Procédure devant la cour :
Par une requête enregistrée le 10 novembre 2016, le préfet de Maine-et-Loire demande à la cour :
1°) d'annuler ce jugement ;
2°) de rejeter la demande de MmeA....
Il soutient que les traitements nécessités par l'état de santé de Mme A... existent en Serbie, son pays de nationalité et s'en rapporte à son mémoire de première instance s'agissant des autres moyens présentés par MmeA....

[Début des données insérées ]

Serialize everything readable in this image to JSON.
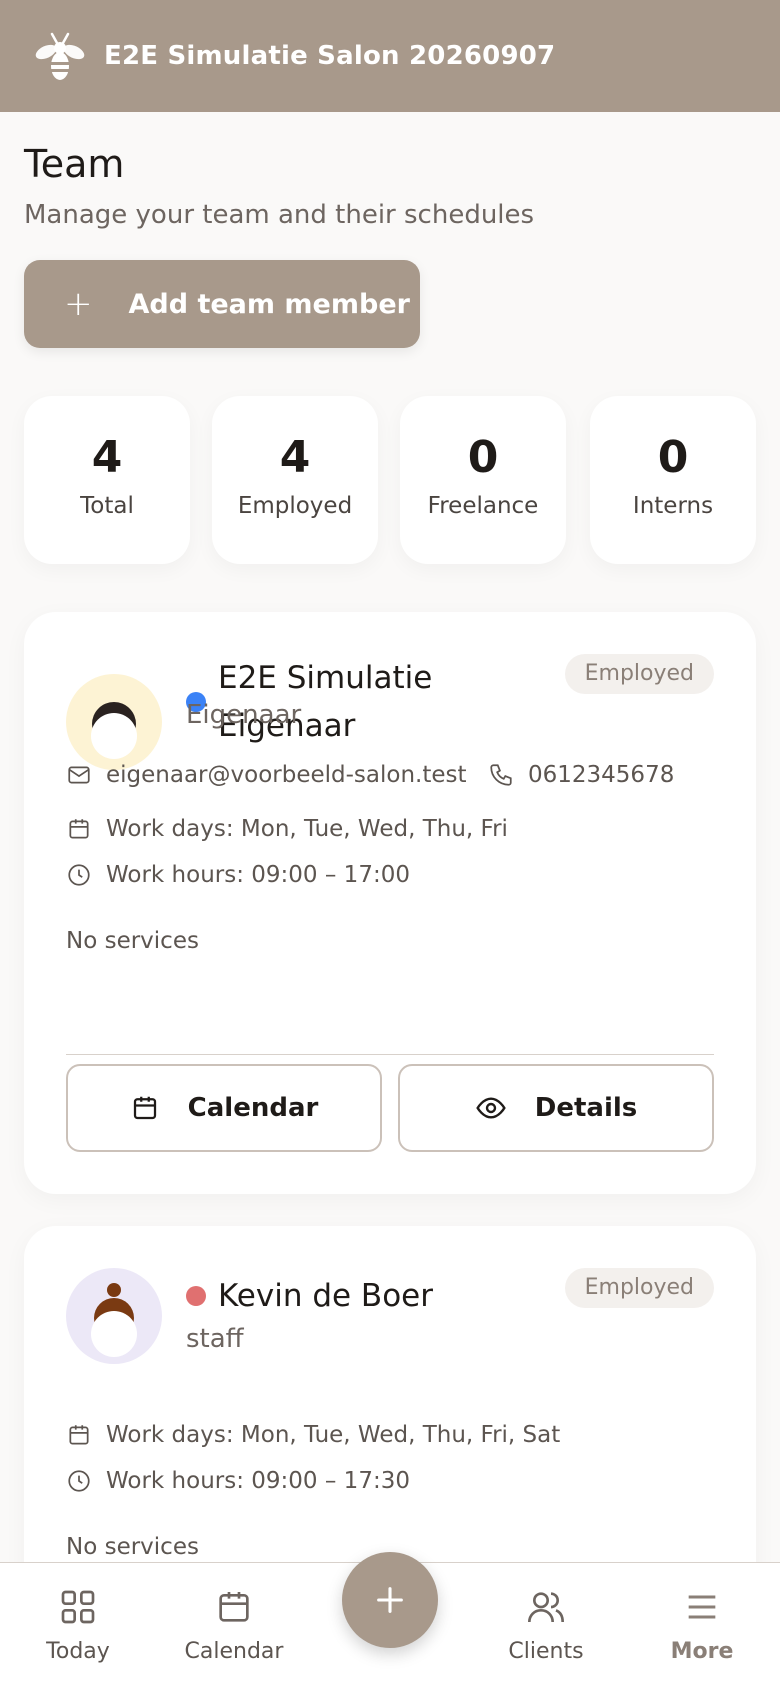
{
  "header": {
    "title": "E2E Simulatie Salon 20260907",
    "logo_icon": "bee-icon"
  },
  "page": {
    "title": "Team",
    "subtitle": "Manage your team and their schedules",
    "add_button": "Add team member"
  },
  "stats": [
    {
      "value": "4",
      "label": "Total"
    },
    {
      "value": "4",
      "label": "Employed"
    },
    {
      "value": "0",
      "label": "Freelance"
    },
    {
      "value": "0",
      "label": "Interns"
    }
  ],
  "members": [
    {
      "name_line1": "E2E Simulatie",
      "name_line2": "Eigenaar",
      "role": "Eigenaar",
      "badge": "Employed",
      "status_color": "#3b82f6",
      "avatar_bg": "#fdf3d4",
      "hair_color": "#2a2220",
      "email": "eigenaar@voorbeeld-salon.test",
      "phone": "0612345678",
      "work_days": "Work days: Mon, Tue, Wed, Thu, Fri",
      "work_hours": "Work hours: 09:00 – 17:00",
      "services": "No services",
      "calendar_label": "Calendar",
      "details_label": "Details"
    },
    {
      "name": "Kevin de Boer",
      "role": "staff",
      "badge": "Employed",
      "status_color": "#e07070",
      "avatar_bg": "#ece8f7",
      "hair_color": "#7a3a12",
      "work_days": "Work days: Mon, Tue, Wed, Thu, Fri, Sat",
      "work_hours": "Work hours: 09:00 – 17:30",
      "services": "No services"
    }
  ],
  "nav": {
    "today": "Today",
    "calendar": "Calendar",
    "clients": "Clients",
    "more": "More"
  },
  "colors": {
    "brand": "#a8998b",
    "text": "#1f1b18",
    "muted": "#6d6560"
  }
}
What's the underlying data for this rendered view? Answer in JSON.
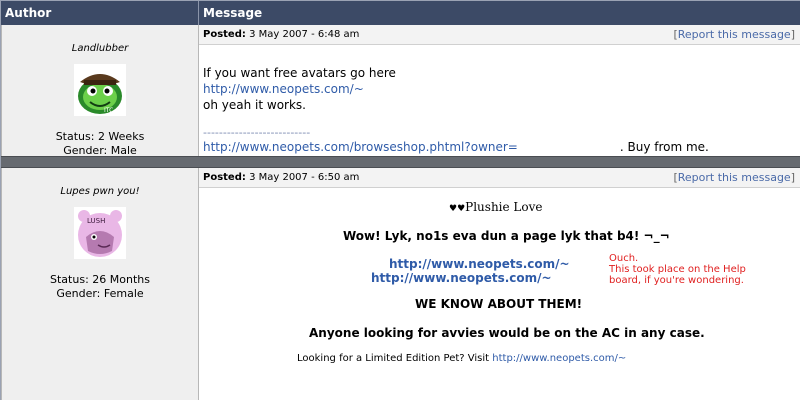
{
  "header": {
    "author_label": "Author",
    "message_label": "Message"
  },
  "posts": [
    {
      "author": "Landlubber",
      "avatar_icon": "pirate-frog-avatar-icon",
      "status": "Status: 2 Weeks",
      "gender": "Gender: Male",
      "posted_label": "Posted:",
      "posted_date": "3 May 2007 - 6:48 am",
      "report_label": "Report this message",
      "lines": [
        "If you want free avatars go here",
        "http://www.neopets.com/~",
        "oh yeah it works."
      ],
      "sig_separator": "---------------------------",
      "shop_link": "http://www.neopets.com/browseshop.phtml?owner=",
      "shop_suffix": ". Buy from me."
    },
    {
      "author": "Lupes pwn you!",
      "avatar_icon": "plushie-lupe-avatar-icon",
      "status": "Status: 26 Months",
      "gender": "Gender: Female",
      "posted_label": "Posted:",
      "posted_date": "3 May 2007 - 6:50 am",
      "report_label": "Report this message",
      "hearts": "♥♥",
      "plushie_title": "Plushie Love",
      "wow": "Wow! Lyk, no1s eva dun a page lyk that b4! ¬_¬",
      "url_a": "http://www.neopets.com/~",
      "url_b": "http://www.neopets.com/~",
      "ouch": "Ouch.",
      "ouch_note": "This took place on the Help board, if you're wondering.",
      "know": "WE KNOW ABOUT THEM!",
      "anyone": "Anyone looking for avvies would be on the AC in any case.",
      "limited_text": "Looking for a Limited Edition Pet? Visit",
      "limited_link": "http://www.neopets.com/~"
    }
  ],
  "colors": {
    "header_bg": "#3c4a66",
    "link": "#2f5ba8",
    "note_red": "#e02020"
  }
}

Par un mémoire en défense, enregistré le 16 février 2017, MmeA..., représentée par Me Kaddouri, demande à la cour de rejeter la requête du préfet de Maine-et-Loire et de mettre à la charge de l'Etat la somme de 1 800 euros au titre des articles L. 761-1 du code de justice administrative et 37 de la loi du 10 juillet 1991.
Elle fait valoir que :
- le moyen présenté par le préfet de Maine-et-Loire n'est pas fondé ;
- elle n'est affiliée à aucun système de sécurité sociale dans son pays d'origine et ne pourra bénéficier du traitement nécessaire ;
- elle reprend l'ensemble de ses autres moyens de première instance.
Vu les autres pièces du dossier.
Vu :
- la convention européenne de sauvegarde des droits de l'homme et des libertés fondamentales ;
- le code de l'entrée et du séjour des étrangers et du droit d'asile ;
- le code des relations entre le public et l'administration ;
- l'arrêté du 9 novembre 2011 relatif aux conditions d'établissement et de transmission des avis rendus par les agences régionales de santé en application de l'article R. 313-22 en vue de la délivrance d'un titre de séjour pour raison de santé ;
- la loi n° 91-647 du 10 juillet 1991 ;
- le code de justice administrative.
Le président de la formation de jugement a dispensé le rapporteur public, sur sa proposition, de prononcer des conclusions à l'audience.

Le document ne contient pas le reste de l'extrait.